LIRE: listwise reward enhancement for preference alignment
Mingye Zhu, Yi Liu, Lei Zhang, Junbo Guo, Zhendong Mao
TL;DR
LIRE introduces a gradient-based, offline listwise objective for preference alignment that leverages multiple responses per query and an offline reward signal. By formulating a temperature-smoothed distribution over all responses and optimizing the expected reward under this distribution, LIRE distributes learning signals across high- and low-reward candidates, improving stability and efficiency. A self-enhancement loop (Evolve/Iterate) further refines rewards through iterative data generation and policy updates, yielding strong performance on dialogue and summarization benchmarks and good transfer to out-of-distribution data. The approach achieves superior results against pairwise baselines, maintains close alignment to a reference policy, and offers practical benefits such as reduced online sampling and straightforward implementation. Overall, LIRE advances preference alignment by exploiting listwise information, enhancing robustness across multiple evaluation modalities and reward models, with implications for scalable, safer LLM deployment.
Abstract
Recently, tremendous strides have been made to align the generation of Large Language Models (LLMs) with human values to mitigate toxic or unhelpful content. Leveraging Reinforcement Learning from Human Feedback (RLHF) proves effective and is widely adopted by researchers. However, implementing RLHF is complex, and its sensitivity to hyperparameters renders achieving stable performance and scalability challenging. Furthermore, prevailing approaches to preference alignment primarily concentrate on pairwise comparisons, with limited exploration into multi-response scenarios, thereby overlooking the potential richness within the candidate pool. For the above reasons, we propose a new approach: Listwise Reward Enhancement for Preference Alignment (LIRE), a gradient-based reward optimization approach that incorporates the offline rewards of multiple responses into a streamlined listwise framework, thus eliminating the need for online sampling during training.
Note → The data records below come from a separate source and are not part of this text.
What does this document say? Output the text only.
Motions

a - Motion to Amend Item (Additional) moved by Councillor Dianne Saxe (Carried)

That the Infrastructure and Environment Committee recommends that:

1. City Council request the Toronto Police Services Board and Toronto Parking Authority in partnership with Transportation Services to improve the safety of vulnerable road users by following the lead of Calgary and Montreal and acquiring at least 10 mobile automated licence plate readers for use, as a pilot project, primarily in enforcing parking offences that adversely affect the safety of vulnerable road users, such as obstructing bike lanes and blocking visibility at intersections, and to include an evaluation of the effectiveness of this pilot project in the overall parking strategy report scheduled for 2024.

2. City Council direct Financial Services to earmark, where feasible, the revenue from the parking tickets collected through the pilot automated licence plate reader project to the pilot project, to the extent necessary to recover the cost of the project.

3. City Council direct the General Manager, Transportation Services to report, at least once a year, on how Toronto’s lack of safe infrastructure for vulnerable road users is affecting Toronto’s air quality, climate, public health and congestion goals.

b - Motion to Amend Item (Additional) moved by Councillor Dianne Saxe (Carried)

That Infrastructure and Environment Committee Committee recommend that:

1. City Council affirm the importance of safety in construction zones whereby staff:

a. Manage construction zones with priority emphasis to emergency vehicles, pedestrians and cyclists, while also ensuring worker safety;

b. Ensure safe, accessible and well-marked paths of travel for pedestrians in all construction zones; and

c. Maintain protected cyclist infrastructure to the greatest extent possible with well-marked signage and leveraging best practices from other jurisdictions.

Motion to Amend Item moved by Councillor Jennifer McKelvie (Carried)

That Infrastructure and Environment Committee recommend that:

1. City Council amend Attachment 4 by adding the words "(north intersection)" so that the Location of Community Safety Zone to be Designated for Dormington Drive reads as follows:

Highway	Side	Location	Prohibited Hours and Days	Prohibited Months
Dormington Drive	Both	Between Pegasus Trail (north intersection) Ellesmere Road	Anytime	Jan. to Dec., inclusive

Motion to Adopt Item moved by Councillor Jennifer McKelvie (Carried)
LIRE is straightforward to implement, requiring minimal parameter tuning, and seamlessly aligns with the pairwise paradigm while naturally extending to multi-response scenarios. Moreover, we introduce a self-enhancement algorithm aimed at iteratively refining the reward during training. Our experiments demonstrate that LIRE consistently outperforms existing methods across several benchmarks on dialogue and summarization tasks, with good transferability to out-of-distribution data, assessed using proxy reward models and human annotators.